The once-booming casino-resort town on the New Jersey shore has been struggling for years following the 2007-2009 Great Recession and the rise of competing gambling halls in the region. Four of the city’s 12 casinos have closed, planned expansions were canceled and the city’s jobless rate is more than 15 percent, more than twice the state average and three times the national rate.

Casino revenue fell from a peak of $5.2 billion in 2006 to $2.9 billion in 2013, which profoundly impacted the city’s 8 percent casino tax used to fund social programs.

Now, Atlantic City officials are fighting a financial takeover from the state. A bill is currently making its way through New Jersey’s Legislature that would allow the state to control local finances, restructure municipal debt, sell local public assets, terminate contracts and break union contracts.

In January, real estate website Trulia named Atlantic City the second-most “sinful” city in the U.S., after New Orleans, based on various criteria including number of adult entertainment venues, alcohol consumption, violent crime and obesity.

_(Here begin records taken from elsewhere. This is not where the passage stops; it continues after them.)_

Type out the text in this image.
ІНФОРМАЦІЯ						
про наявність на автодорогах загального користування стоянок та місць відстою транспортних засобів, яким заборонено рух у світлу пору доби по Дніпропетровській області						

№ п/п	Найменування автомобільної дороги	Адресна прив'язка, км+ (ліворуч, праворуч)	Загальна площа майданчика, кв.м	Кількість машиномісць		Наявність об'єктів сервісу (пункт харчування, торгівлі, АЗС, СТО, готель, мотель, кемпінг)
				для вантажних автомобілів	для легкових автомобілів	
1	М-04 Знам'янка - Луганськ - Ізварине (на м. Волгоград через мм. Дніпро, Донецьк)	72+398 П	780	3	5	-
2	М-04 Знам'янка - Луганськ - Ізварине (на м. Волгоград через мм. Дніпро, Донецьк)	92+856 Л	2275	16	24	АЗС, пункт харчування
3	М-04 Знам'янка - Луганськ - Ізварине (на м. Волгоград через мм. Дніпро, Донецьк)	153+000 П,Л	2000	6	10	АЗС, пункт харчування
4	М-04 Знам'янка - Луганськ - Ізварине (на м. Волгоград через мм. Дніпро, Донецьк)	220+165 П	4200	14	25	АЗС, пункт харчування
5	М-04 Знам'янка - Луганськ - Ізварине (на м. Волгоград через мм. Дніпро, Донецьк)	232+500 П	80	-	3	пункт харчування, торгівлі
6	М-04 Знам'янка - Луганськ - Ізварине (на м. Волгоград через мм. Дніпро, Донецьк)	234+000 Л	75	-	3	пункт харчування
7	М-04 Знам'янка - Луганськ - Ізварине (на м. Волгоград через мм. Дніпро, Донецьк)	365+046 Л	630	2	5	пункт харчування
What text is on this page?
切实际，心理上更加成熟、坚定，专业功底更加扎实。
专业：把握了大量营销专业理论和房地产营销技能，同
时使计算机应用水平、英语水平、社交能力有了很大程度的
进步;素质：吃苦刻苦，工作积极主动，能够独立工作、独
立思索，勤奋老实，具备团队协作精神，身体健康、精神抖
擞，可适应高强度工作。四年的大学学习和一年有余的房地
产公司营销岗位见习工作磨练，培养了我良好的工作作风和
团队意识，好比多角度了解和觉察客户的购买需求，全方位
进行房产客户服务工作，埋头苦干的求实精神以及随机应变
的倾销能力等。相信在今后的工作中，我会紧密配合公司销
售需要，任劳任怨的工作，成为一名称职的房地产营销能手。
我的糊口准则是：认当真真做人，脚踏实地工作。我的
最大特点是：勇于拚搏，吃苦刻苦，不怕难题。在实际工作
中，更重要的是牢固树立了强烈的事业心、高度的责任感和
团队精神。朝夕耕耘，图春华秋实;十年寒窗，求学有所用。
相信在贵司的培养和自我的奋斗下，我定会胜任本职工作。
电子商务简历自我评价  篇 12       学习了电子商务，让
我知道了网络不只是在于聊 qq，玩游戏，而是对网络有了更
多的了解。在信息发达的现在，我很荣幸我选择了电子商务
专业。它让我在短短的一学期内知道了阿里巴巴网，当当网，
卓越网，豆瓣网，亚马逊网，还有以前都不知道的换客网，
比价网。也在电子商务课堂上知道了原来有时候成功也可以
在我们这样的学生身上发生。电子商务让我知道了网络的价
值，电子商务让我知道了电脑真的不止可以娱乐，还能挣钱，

“Sad to say, the city’s image-makers may consider the No. 2 Sin City ranking as something as a badge of honor,” said an editorial in the local Asbury Park Press newspaper. “We doubt the same can be said for the people who live outside the walls of the casinos, or those who have driven through the city to visit them in recent years.”

Voters approved casino gambling in Atlantic City in 1976. Forty years later, a heavy dependence on casino tourism is now taking its toll.